Gasoline Retreats on Demand Concerns; Oil Inches Higher
After rallying Monday in anticipation of Hurricane Sandy, gasoline futures retreated Tuesday on concerns about lower energy consumption.
Gasoline futures settled at $2.729 a gallon, down 2.8 cents, or about 1%. Front-month U.S. crude futures for December delivery jumped 14 cents, or 0.2%, to settle at $85.68 a barrel. Brent futures settled 36 cents, or 0.3% lower to $109.08.
Tuesday's trading was a reversal of the outcome Monday, when the market bid up gasoline in anticipation of potential damage to Northeastern refineries but priced crude oil lower due to reduced crude demand from refineries.
On Tuesday, however, analysts said the greater concern was over lower gasoline consumption due to the effects of Hurricane Sandy across a wide swath of the U.S.

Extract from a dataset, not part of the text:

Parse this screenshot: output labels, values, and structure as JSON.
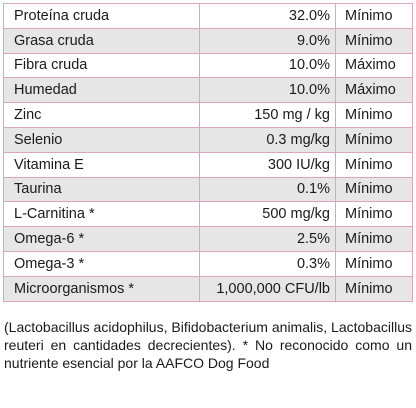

"Demand concerns are definitely going to be an issue," said Carl Larry, president of consulting firm Oil Outlooks.
Analysts also said the lower gasoline prices were a sign that the market believes the East Coast refineries that shut down, or scaled back production, emerged from the storm without significant damage.
On Tuesday, Philadelphia Energy Solutions said it began resuming normal operations at its Philadelphia refinery, while PBF Energy said its "emphasis returns to routing operations."
Two refineries, Phillips 66's Linden, N.J., refinery, and Hess Corp.'s facility in Port Reading, N.J., remained completely shut down. Phillips said in a statement that the Linden plant was without power and had suffered some flooding in low-lying areas. Hess said its Port Reading facility lost power Monday night. The two plants together process 308,000 barrels of oil a day.
Mark Waggoner, president of Excel Futures, said the trading of gasoline futures Tuesday shows the market thinks the "refineries are down, but not really damaged."
Mr. Larry said higher crude prices reflected higher demand for oil in the Midwest and Gulf Coast because of the need of refineries in those regions to make up for lost output in the Northeast due to refinery outages.
Heating oil futures Tuesday settled at $3.087 per gallon, down 2.86 cents or 0.9%.